Personalization lies right at the heart of every good retail app. Any old retailer can create a basic mobile app (and they frequently do) but not every app is going to make shopping better, faster and cheaper. The apps that do it well are powered by big data platforms with the scale and reliability to collect millions of discrete data points about customers every day. When historic data like purchase history is combined with live contextual data like location, you can anticipate what people are most likely to buy and make relevant suggestions when they’re most likely to buy it.
You can do really cool stuff with real-time data
Location: If Tim’s near the Coffee Shack at 7:30am we can send him a breakfast meal offer, encouraging him to spend more than he would on his usual trim latte alone.
Weather: if it’s warm out we’re going to have better luck getting Tim to detour for icecream than pies. Based on transactional data we know Tim likes both, but because we’re also collecting up to date weather data and it’s a sweltering Sunday afternoon, we can send the more relevant offer.

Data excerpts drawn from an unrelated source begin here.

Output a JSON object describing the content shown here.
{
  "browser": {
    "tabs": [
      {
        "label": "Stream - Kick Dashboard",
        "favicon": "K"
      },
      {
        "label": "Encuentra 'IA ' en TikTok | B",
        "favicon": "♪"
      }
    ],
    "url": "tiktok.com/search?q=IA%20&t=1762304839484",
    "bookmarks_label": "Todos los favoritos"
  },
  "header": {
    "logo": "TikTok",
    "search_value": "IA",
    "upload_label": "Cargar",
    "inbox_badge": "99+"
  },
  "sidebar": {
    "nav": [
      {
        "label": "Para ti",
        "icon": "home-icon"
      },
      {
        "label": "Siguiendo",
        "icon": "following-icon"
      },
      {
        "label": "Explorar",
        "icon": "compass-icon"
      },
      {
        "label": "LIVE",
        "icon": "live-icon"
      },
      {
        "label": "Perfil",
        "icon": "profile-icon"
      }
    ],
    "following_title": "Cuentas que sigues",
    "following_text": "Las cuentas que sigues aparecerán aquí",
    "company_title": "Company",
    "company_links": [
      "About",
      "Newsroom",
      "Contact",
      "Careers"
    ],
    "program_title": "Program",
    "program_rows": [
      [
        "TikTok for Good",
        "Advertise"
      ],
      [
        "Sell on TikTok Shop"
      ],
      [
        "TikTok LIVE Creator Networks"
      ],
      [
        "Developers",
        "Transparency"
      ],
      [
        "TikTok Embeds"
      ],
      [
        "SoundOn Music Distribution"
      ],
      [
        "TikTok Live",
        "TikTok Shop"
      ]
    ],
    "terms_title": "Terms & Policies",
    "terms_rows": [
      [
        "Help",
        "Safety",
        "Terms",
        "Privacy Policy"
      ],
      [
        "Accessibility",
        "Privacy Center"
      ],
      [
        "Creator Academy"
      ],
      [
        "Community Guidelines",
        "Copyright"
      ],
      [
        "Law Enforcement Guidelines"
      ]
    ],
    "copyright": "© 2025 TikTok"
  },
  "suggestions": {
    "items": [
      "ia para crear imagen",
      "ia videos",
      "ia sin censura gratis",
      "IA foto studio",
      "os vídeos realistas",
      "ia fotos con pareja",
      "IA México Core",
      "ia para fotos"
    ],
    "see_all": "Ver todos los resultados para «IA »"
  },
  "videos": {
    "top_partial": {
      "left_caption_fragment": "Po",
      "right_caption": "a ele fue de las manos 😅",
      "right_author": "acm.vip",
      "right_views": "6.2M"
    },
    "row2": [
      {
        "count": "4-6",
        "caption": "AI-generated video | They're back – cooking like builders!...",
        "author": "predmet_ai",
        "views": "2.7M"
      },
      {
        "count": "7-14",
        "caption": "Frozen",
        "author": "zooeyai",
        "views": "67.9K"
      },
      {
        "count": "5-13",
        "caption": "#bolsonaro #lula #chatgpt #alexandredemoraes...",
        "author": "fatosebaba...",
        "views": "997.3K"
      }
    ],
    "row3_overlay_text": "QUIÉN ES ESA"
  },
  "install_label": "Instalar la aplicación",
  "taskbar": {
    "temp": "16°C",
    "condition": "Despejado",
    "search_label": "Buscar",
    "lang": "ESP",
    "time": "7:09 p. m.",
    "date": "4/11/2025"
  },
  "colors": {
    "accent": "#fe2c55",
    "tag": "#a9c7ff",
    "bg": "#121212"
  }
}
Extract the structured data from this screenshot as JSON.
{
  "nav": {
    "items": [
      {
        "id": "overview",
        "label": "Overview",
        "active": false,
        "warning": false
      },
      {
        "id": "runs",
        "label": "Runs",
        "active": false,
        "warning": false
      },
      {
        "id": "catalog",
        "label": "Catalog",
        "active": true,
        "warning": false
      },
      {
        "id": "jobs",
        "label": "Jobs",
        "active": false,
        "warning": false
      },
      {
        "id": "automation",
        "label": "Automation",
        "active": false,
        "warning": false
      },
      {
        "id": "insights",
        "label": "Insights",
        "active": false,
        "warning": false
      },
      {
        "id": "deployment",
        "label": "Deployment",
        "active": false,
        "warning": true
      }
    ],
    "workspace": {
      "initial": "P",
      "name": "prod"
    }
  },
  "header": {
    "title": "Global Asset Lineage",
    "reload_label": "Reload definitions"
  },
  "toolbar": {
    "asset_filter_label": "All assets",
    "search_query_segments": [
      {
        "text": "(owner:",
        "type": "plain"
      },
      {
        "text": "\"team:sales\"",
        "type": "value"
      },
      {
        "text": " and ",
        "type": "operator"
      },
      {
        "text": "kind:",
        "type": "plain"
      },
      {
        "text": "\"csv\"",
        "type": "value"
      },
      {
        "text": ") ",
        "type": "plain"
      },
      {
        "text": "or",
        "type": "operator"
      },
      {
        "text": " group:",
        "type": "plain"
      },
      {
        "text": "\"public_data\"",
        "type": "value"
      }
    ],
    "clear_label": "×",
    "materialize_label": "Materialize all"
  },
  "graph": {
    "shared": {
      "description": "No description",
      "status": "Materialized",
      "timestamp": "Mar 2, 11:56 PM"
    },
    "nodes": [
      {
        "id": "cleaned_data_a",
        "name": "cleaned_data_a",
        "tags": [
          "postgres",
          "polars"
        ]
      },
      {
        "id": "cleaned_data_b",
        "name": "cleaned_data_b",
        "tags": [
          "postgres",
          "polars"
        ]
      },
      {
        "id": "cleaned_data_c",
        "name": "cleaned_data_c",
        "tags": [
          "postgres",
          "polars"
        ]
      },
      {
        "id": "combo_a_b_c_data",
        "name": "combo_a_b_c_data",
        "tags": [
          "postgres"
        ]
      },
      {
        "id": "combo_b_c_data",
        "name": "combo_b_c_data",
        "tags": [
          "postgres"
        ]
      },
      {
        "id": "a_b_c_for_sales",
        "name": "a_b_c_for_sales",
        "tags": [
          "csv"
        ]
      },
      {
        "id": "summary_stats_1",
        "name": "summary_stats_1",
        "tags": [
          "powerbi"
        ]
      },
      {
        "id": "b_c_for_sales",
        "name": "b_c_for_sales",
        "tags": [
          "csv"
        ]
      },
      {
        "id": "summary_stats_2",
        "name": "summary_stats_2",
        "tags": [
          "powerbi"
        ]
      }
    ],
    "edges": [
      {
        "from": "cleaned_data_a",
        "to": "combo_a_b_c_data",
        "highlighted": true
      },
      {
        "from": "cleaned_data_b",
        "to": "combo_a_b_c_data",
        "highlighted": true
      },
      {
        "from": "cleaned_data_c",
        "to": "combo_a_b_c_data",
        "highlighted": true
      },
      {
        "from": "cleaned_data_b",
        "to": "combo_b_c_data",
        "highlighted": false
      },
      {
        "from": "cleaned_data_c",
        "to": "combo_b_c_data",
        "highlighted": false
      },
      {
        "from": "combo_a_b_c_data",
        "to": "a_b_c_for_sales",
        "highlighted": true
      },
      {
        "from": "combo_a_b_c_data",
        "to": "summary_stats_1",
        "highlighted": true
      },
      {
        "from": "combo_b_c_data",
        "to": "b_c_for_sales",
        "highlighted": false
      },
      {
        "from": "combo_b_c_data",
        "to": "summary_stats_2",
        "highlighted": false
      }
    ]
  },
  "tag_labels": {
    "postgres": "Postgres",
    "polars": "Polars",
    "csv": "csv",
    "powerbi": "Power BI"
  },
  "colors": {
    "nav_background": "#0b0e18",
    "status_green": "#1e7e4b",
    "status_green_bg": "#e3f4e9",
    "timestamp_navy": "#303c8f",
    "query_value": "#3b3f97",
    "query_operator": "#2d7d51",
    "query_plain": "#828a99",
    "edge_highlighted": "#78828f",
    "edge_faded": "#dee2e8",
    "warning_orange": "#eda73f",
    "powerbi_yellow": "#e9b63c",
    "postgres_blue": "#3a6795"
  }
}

Nearby events: we know Tim frequents local theater performances, so when he’s in the area on the next production’s opening night it makes sense to send an offer enticing him in for pre-show drinks and nibbles.
Beacon proximity: Tim’s spent a lot of time in store this week and most of that has been spent looking at fishing supplies, although he still hasn’t bought anything. Maybe he just needs a well-timed promotion to nudge him in the right direction next time he’s in the sporting aisle…
Social activity: Tim’s liked and retweeted a bunch of our promotional content so we know he’s engaged and will be receptive when we send him an offer. He’s also tagged his friends and shared a few posts with his network, so a ‘bring a friend’ promotion is going to be particularly appropriate.
Traffic: Tim’s bus is delayed due to an accident on the motorway so he obviously has some free time right now (plus he’s probably in need of a mood improver) so a coffee deal might go over quite well. Or maybe we could entice him in with something a little stronger…
Voucher redemptions: If Tim consistently redeems entertainment offers at the beach on holiday weekends and there’s one coming up, then it makes sense to send him an offer he can redeem where he is, rather than one that needs to be used back in the city.
In-app behavior: Tim adds offers that include coffee, ice cream and sports gear to his favorites. He usually redeems the coffee and ice cream offers(so we know he really likes his treats) but has yet to use the others. If we want to get him to finally buy that fishing rod we’re promoting, perhaps we can sweeten the deal with a free ice cream.
And that's just scratching the surface; with Big Brother watching and thousands of live data points to collect there's limitless potential for personalization. In short, incorporating real-time data makes your offers more useful – so they're more likely to get used.